Fachgespräch über Triage-Urteil: Ausschuss reagiert auf Kritik

Der Gesundheitsausschuss lädt zu Gesprächen. Zunächst vergessen: Selbstvertretungsorganisationen von Menschen mit Behinderung.

Schläuche eines Beatmungsgeräts

Beatmungsgerät an einem Coronapatienten Foto: Matthias Balk/dpa

Der Gesundheitsausschuss des Bundestags hat nun doch ein Mitglied einer ­Selbstvertretung von Menschen mit Behinderung zum Fachgespräch über ­Triage eingeladen: Horst Frehe soll als Vorstand der Interessenvertretung „Selbstbestimmt Leben in Deutschland“ teilnehmen. Zuvor hatte die Liga der Selbstvertretung von Menschen mit Behinderung kritisiert, dass keine Selbstorganisation beim Fachgespräch eingeladen waren.

Das Gespräch soll am 16. Februar stattfinden und behandelt das Urteil des Bundesverfassungsgerichts zur Triage aus dem vergangenen Dezember. Triage meint, dass die medizinischen Kapazitäten fehlen, um alle Pa­ti­en­t*in­nen zu versorgen. Zum Teil geht es dabei um Leben und Tod.

Eine Gruppe behinderter Menschen war besorgt, dass sie benachteiligt werden könnten und klagte. Das Bundesverfassungsgericht gab ihnen recht. Bisher gab es nur eine Empfehlung des Interdisziplinären Vereinigung für Intensiv- und Notfallmedizin (Divi). Die sei aber ein Einfallstor für Diskriminierung. Das Gericht forderte, unverzüglich ein Gesetz zu schaffen.

Auf der Sachverständigenliste des Gesundheitsausschusses standen bisher fünf Gruppen oder Personen. Als letzte in der Liste stand die Richterin und Behindertenaktivistin Nancy ­Poser, die unter anderem gegen die bisherige Regelung geklagt hatte. Vor ihr gelistet waren: die Bundesärztekammer, die Divi, ein Mitglied des Ethikrats und eine Münchener Oberärztin, die sich mit klinischer Ethik befasst.

Sie komme sich vor wie ein „Alibi“

Für Sigrid Arnade, Sprecherin der Liga, sind diese vier „ausdrücklich die Falschen, um über das Gesetz zu beraten.“ Sie unterstelle ihnen nicht, dass sie etwas Schlechtes im Sinn hätten. Aber das Bundesverfassungsgericht habe ihren Positionen eine Absage erteilt. Arnade kritisiert, dass die Argumente der Selbstvertretungen im Fachgespräch offenbar einen Rand­aspekt einnehmen.

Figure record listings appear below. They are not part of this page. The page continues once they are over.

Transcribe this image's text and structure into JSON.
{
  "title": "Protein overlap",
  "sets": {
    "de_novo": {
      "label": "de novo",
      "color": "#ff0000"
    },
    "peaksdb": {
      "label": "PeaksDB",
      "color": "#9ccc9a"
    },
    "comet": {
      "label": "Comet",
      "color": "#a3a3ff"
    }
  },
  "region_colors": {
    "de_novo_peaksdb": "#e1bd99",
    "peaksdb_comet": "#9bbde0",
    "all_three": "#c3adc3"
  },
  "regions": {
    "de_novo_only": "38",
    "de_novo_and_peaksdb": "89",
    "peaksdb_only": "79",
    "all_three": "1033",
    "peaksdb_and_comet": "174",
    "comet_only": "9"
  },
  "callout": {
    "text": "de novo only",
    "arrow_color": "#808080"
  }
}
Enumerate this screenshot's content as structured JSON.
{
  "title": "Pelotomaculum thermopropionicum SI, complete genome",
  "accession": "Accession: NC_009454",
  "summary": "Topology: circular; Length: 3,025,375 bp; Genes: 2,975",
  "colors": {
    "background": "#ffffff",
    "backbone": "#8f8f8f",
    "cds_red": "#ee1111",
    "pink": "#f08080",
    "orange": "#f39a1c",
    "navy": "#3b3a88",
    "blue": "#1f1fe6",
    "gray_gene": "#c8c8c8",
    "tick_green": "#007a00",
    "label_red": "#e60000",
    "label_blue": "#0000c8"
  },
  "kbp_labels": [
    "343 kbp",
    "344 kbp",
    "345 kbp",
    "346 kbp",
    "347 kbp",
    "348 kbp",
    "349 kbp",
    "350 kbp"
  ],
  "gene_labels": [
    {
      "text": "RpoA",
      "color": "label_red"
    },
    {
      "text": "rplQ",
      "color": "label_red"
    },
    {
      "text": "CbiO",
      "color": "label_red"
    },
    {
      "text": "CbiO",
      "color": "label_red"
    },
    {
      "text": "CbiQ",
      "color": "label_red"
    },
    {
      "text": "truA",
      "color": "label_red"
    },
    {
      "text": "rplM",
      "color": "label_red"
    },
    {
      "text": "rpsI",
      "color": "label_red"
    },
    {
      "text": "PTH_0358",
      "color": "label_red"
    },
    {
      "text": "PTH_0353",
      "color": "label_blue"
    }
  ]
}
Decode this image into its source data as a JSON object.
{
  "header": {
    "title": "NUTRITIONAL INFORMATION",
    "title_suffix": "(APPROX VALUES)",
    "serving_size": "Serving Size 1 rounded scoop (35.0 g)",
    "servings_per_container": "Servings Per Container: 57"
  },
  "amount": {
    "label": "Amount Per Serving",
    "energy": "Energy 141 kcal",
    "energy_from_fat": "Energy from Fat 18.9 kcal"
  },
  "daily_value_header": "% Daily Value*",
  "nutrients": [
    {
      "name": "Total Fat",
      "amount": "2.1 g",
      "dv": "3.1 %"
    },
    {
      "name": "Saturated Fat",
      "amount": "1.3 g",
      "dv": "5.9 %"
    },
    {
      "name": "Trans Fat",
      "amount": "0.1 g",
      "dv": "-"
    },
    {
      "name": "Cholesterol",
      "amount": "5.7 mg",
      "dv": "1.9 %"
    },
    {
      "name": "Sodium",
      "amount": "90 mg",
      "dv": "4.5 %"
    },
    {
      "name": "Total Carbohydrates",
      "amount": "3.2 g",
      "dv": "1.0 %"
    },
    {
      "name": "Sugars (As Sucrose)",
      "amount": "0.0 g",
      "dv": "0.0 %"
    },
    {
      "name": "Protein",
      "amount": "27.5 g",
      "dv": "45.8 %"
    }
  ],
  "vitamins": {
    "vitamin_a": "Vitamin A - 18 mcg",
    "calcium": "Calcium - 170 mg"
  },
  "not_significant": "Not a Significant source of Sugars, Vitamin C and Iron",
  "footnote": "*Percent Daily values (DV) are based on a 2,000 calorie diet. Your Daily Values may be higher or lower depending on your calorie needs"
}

Kirsten Kappert-Gonther (Grüne) ist stellvertretende Vorsitzende des Gesundheitsausschusses. Sie erklärt, das Fachgespräch sei eine erste Befassung mit dem Thema Triage. Danach werde es „eine öffentliche Anhörung im Gesundheitsausschuss geben“. Sie sei aber froh, dass Nancy Poser ihre Position im Ausschuss darstellen werde.

Tino Sorge, gesundheitspolitischer Sprecher der Unionsfraktion, verweist darauf, dass seine Fraktion Poser als Expertin empfohlen hatte. „Ausdrückliches Anliegen der Union war es, die Perspektive von Menschen mit Behinderung angemessen zu repräsentieren.“

Nancy Poser sagte hingegen der taz, sie komme sich vor wie ein „Alibi“. Auch sie kritisiert, dass vor allem die medizinische Per­spek­tive zu Wort komme. Dabei sei aber eine gesellschaftliche Diskussion nötig.

Dass keine Organisationen von Menschen mit Behinderung eingeladen wurden, hält sie für ein schlechtes Zeichen. Sie hofft, dass das Gesetz trotzdem vor Diskriminierung schützt. „Sonst müssen wir ja wieder nach Karlsruhe.“ Dass der Ausschuss auf die Kritik reagierte und den Vorstand Horst Frehe einlud, begrüße sie. Aber es sei doch bezeichnend, dass es erst die Kritik gebraucht habe.